One key element in production assurance is the timely detection of faults. Detection doesn’t mean just that there was some indication of a fault, but rather the fault was accepted as something that needs to be fixed, as opposed to just notification that something is amiss. The reason we stress this is that false positives are the bane of the industry, causing users to ignore alerts . False positives are usually caused when a detection system finds an anomaly – but one that doesn’t really matter and can be ignored.  Since the system doesn’t understand the context of its alerts and is focused on symptoms, it can’t tell the wheat from the chaff and issues too many alerts – causing “alert blindness”
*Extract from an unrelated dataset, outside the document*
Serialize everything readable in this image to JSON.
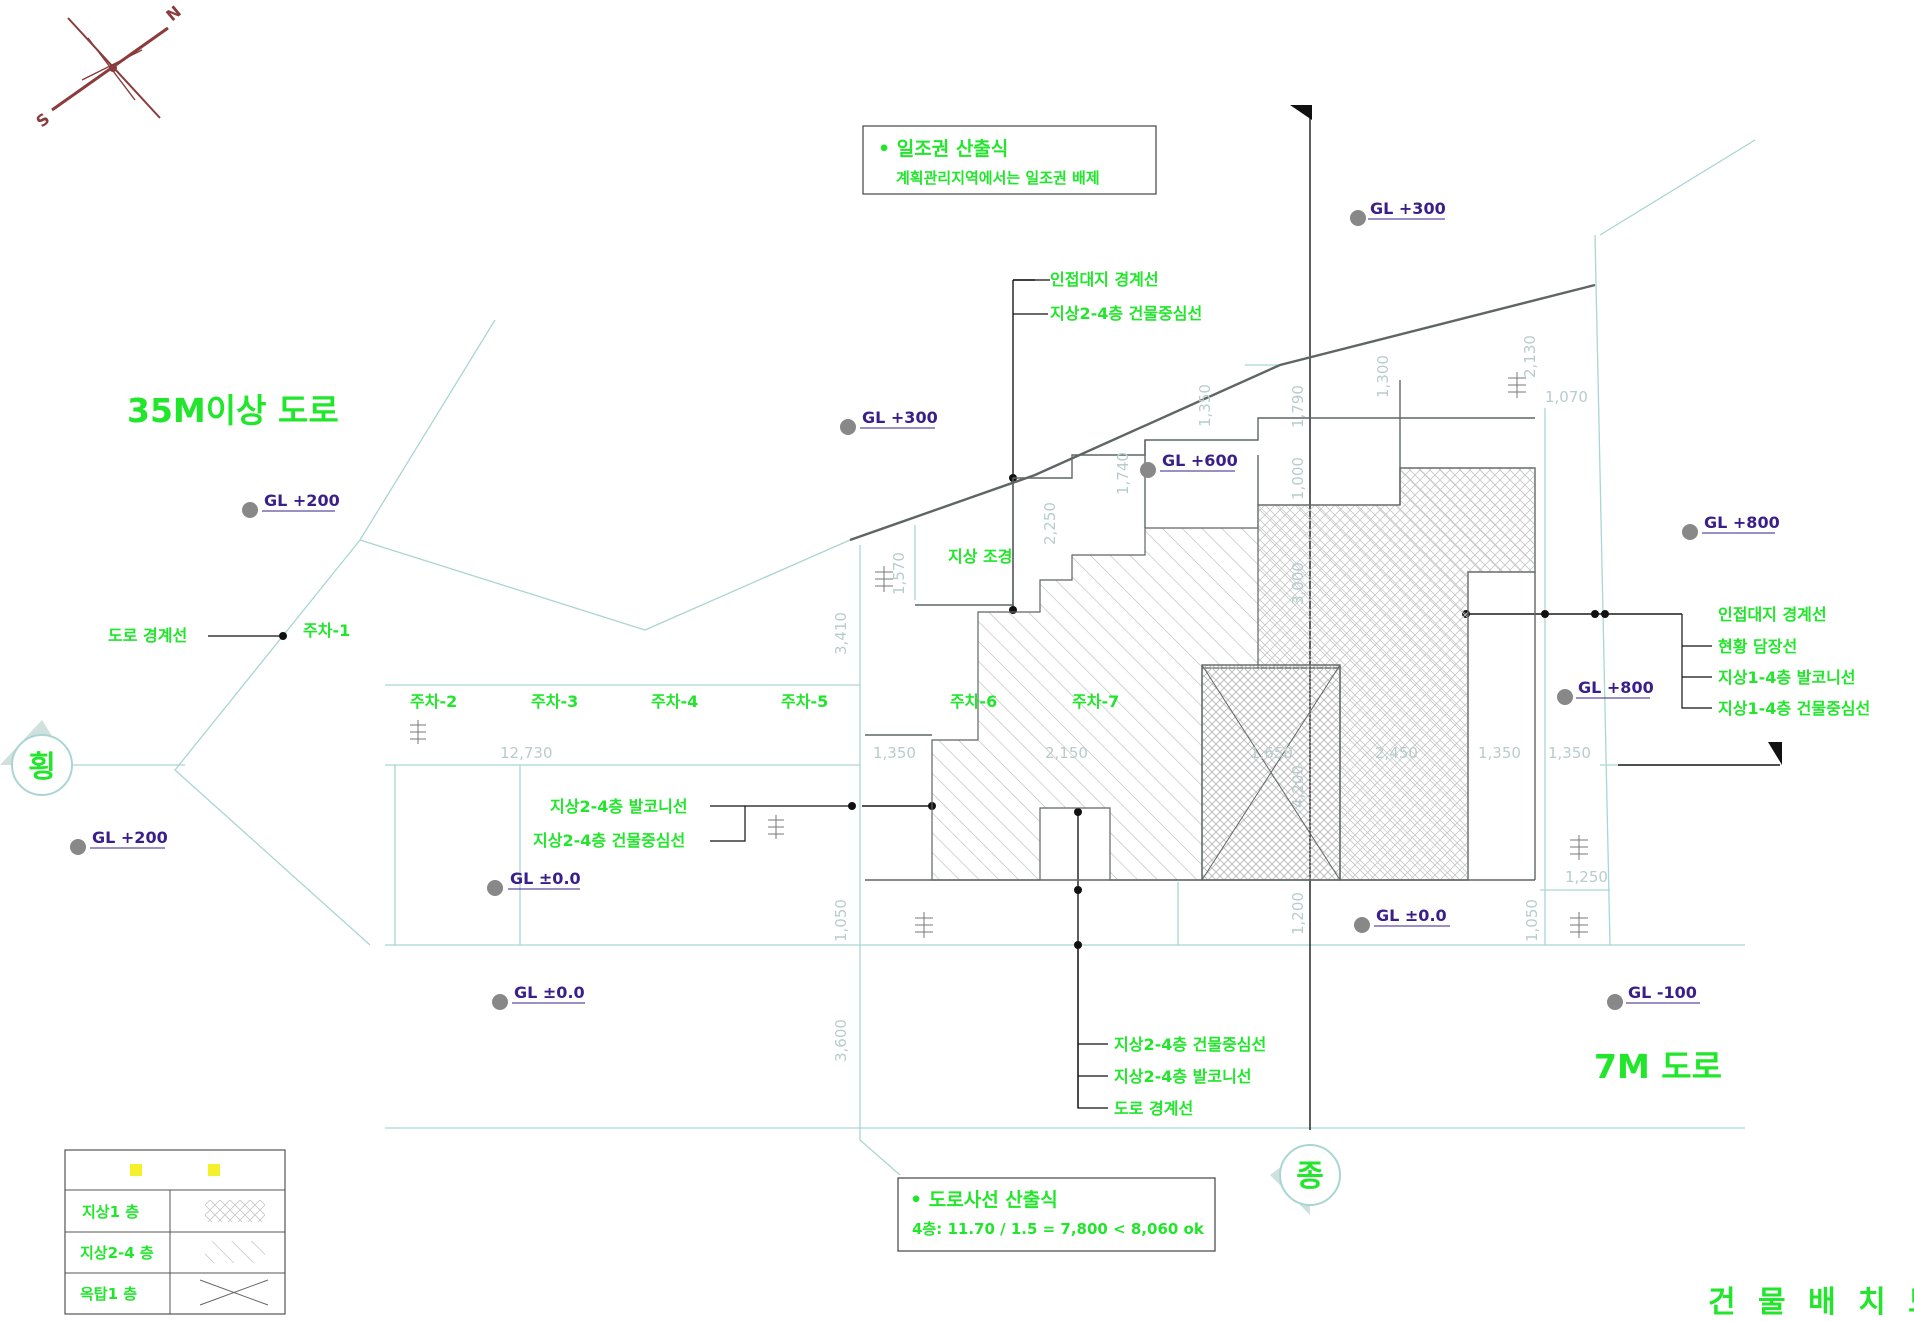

Another way to think about this is that if a detection system can’t relate “detect” to “resolve”, then the value of alerts is greatly diminished. One framework for relating detect to resolve is IDEA –  Identify, Decompose, Estimate, Act:

  1. Identify – This is where systems usually excel – by using anomalies to identify problems, they in fact they way too many potential  problems.
  2. Decompose – This is breaking the problem into it components – a tree depicting  observed symptoms down to the root cause.
  3. Estimate – decide which branches of the tree should be investigated.
  4. Act – Fix the problem.

Most people are surprised that most of resources, e.g. tiger teams and war rooms,  are spent on steps 1-3, and”act” is usually the easiest step to accomplish once the preceding steps are done correctly.

The topology graph of production assurance minimizes the time needed for the first 3 steps. By indicating the exact processes involved in the problem, it reduces the time spent on IDEA to minimum and assures that the root cause is fixed, not the symptoms.